2 争点(2)(因果関係の有無)について
 前記前提事実,証拠(甲6,原告本人)及び弁論の全趣旨によれば,原告は,平成30年7月に,Cと被告の不貞を疑い,Cに対してLINEのトーク履歴を全て見せるように求めたが,Cはこれを拒否したこと,Cは,同年11月30日にEとDを連れて別居し,その後離婚調停を申し立てたこと,原告はC及びDとの別居により精神的苦痛を被ったことが認められ,上記事実に照らせば,同年2月16日の被告とCの不貞行為と原告の精神的苦痛との間には相当因果関係があるものといえる。

 被告は,Cにおいて,原告がCのLINE上でのやり取りを無断で見たことが許せず,原告に対する嫌悪感を募らせ、離婚意思を示して別居したとみるのが自然であるなどと主張するが,Cが別居した理由が上記の点にあることについて何ら証拠はなく,上記結論を左右するに足りない。

3 争点(3)(損害の有無及びその額)
 被告は,Cが既婚者であることを十分認識していたにもかかわらず,婚姻中に少なくとも1回は肉体関係を持つに至ったことが認められ,これにより原告とCは平成30年11月に別居するに至ったものであるといえ,Cからは離婚調停を申し立てられており,また,被告は,Cとの婚姻中の不貞関係を否定し続けているのであって(被告本人,弁論の全趣旨),これにより原告は精神的苦痛を受けたものと認められる(甲6,原告本人)。

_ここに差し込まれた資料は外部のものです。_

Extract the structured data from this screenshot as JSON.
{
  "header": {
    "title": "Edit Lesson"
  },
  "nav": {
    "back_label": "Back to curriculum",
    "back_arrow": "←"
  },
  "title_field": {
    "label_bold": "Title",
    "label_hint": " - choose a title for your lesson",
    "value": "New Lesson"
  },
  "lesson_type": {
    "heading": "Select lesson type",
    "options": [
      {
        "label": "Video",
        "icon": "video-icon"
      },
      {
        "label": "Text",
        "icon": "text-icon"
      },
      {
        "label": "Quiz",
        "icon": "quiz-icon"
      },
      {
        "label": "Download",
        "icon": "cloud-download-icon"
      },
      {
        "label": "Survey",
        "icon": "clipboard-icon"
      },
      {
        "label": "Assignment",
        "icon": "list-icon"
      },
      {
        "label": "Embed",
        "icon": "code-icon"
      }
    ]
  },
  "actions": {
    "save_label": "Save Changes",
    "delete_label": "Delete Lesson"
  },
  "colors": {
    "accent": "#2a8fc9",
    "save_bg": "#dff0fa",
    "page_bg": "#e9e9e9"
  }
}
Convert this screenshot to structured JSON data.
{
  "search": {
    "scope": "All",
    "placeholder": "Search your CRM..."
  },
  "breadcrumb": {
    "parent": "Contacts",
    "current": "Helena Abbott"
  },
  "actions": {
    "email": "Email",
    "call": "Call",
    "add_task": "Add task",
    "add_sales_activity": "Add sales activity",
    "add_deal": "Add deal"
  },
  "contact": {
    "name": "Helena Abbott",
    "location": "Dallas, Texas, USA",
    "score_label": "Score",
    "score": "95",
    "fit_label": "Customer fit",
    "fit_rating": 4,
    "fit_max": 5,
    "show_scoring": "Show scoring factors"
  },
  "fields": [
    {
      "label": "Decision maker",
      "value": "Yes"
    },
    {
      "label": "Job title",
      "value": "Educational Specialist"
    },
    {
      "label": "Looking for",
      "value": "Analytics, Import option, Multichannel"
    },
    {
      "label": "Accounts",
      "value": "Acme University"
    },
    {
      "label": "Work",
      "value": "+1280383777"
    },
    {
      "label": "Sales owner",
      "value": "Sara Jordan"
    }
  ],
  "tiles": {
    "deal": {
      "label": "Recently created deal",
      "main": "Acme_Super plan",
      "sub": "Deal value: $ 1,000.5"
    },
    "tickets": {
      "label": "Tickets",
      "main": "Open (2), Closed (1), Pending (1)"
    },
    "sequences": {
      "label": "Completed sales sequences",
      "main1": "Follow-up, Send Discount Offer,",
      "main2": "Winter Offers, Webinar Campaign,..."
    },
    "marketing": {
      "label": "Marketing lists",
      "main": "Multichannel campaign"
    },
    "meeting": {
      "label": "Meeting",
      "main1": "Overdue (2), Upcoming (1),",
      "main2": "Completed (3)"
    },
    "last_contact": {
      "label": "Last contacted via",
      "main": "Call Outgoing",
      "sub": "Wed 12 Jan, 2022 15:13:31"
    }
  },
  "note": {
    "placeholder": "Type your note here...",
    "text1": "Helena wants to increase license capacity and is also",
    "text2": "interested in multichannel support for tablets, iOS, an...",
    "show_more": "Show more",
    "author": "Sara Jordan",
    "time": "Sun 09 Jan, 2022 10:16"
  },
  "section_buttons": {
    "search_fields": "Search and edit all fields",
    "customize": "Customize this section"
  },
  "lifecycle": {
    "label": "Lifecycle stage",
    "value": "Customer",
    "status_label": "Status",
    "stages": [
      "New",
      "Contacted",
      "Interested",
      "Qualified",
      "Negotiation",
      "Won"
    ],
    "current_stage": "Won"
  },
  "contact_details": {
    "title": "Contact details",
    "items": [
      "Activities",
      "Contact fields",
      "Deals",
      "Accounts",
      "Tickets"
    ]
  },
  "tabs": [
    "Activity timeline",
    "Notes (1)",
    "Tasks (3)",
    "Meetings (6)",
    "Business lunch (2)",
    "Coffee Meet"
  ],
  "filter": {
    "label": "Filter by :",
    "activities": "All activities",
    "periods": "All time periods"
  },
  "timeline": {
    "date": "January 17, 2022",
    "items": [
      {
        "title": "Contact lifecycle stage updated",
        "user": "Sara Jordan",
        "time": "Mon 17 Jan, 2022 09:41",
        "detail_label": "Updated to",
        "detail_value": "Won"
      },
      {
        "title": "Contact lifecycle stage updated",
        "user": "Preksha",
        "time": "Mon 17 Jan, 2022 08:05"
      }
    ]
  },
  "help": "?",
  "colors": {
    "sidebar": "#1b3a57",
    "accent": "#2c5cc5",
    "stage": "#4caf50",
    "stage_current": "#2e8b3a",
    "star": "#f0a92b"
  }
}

そして,原告とCの婚姻から別居までの期間,Cと被告が不貞行為(肉体関係)に及んだ期間及び回数,Cと被告が不貞行為に至ったことについては両者ともそれなりの積極性があったことは否めず,被告とCには同程度の帰責性が認められること(甲2),原告は精神的苦痛を受けたのは被告の行為によるものであるとしてCに対しては慰謝料の支払を求めていないことに加え,本件に顕れた諸般の事情を総合すれば,原告が被った精神的苦痛に対する慰謝料としては100万円が相当であると認める。


 また,原告が被告に対し本件訴訟を提起,追行するために弁護士を選任したことは記録上明らかであり,弁護士費用のうち10万円は本件と相当因果関係のある損害と認めるのが相当である。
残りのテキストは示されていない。